SCOTCH PLAINS — Township redevelopment officials received Requests for Qualifications (RFQs) from 11 developers interested in redeveloping the four public properties in the downtown business district.
“We are pleased with the level of interest from redevelopers in the township’s RFQ and redevelopment efforts,” township officials said in a brief statement to Union County HAWK. Last Thursday’s deadline for receipt of RFQs was originally set for May 17 but extended by six weeks at the request of potential redevelopers so that their architects, planners, financiers and other professionals would have adequate time to assemble the required documents to submit to the township.
Interested redevelopers were asked to provide details on their financial background, their experience with other redevelopment projects, information about the staff who would be involved and their concepts for the 9.53 acres of property that the redeveloper will purchase from the township. Respondents also were asked to provide details on the phases of the redevelopment and how it would be scheduled.
The township council last November adopted the redevelopment plan that establishes the redevelopment standards including building height, density, exterior design and parking. The redevelopment plan calls for a maximum of 350 residential units spread amongst the downtown properties, with certain set-asides for affordable units and for veterans, to be located in new five-story developments where the municipal building and adjacent parking lot are now located as well as where the municipal parking lot in front of the library now exsists. A minimum of 15,000 square feet of first-floor commercial space will be included in those new buildings.
A new, 27,000-square-foot, two-story library will be built where the current library sits and 16,000 square feet for municipal government offices will be located on the third floor of that same building. The plans also call for development of two sizable public plazas — an 8,000-square-foot plaza on Park Avenue on the town hall property and a 5,500-square-foot plaza between the library and a new mixed-use building on Bartle Avenue.

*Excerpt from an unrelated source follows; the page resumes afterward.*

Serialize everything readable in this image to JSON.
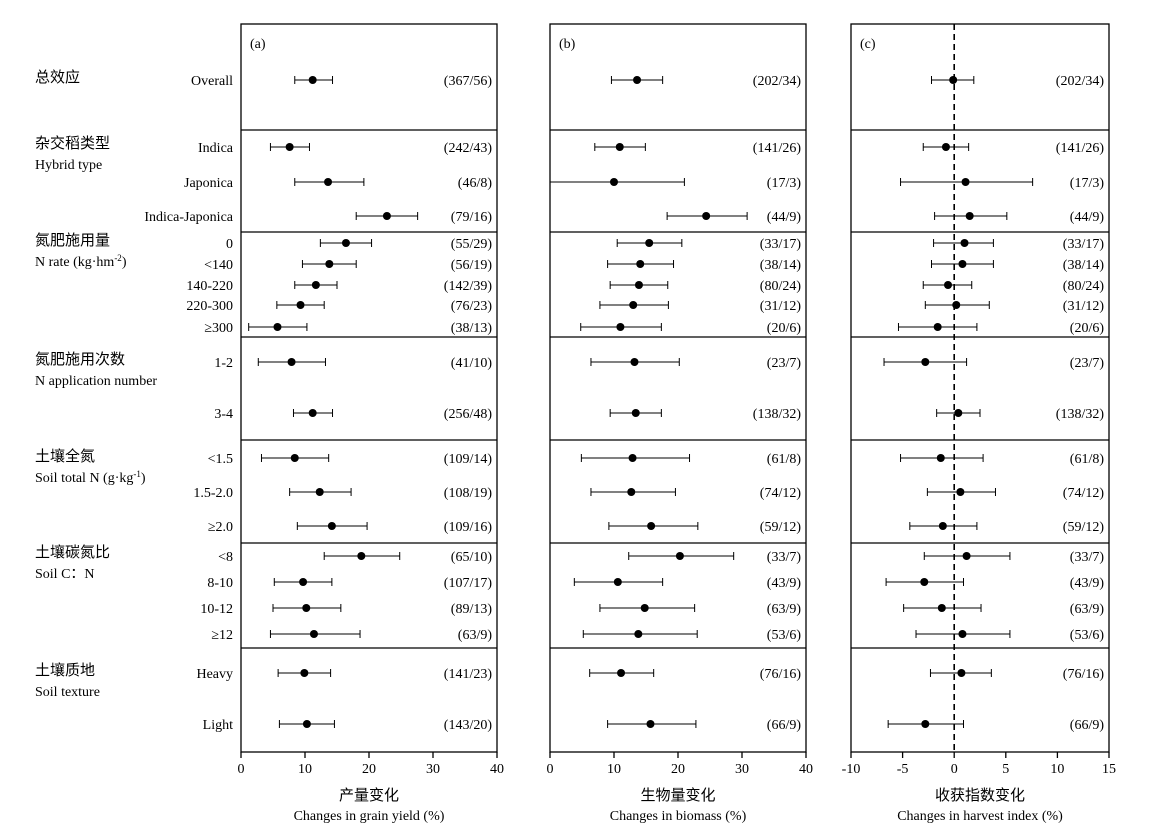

The plan also calls for the police and fire department headquarters as well as the rescue squad to be relocated out of the downtown to township-owned property on Plainfield Avenue across from the public works facility. In May, the planning board gave its backing to a report by its planner that found that the adjoining lots on Plainfield Avenue — one a public works leaf and equipment storage yard across from Memorial Field and the other a conservation zone — met the criteria to be declared as an Area in Need of Redevelopment. And the township council last month authorized the preparation of a redevelopment plan for the Plainfield Avenue site.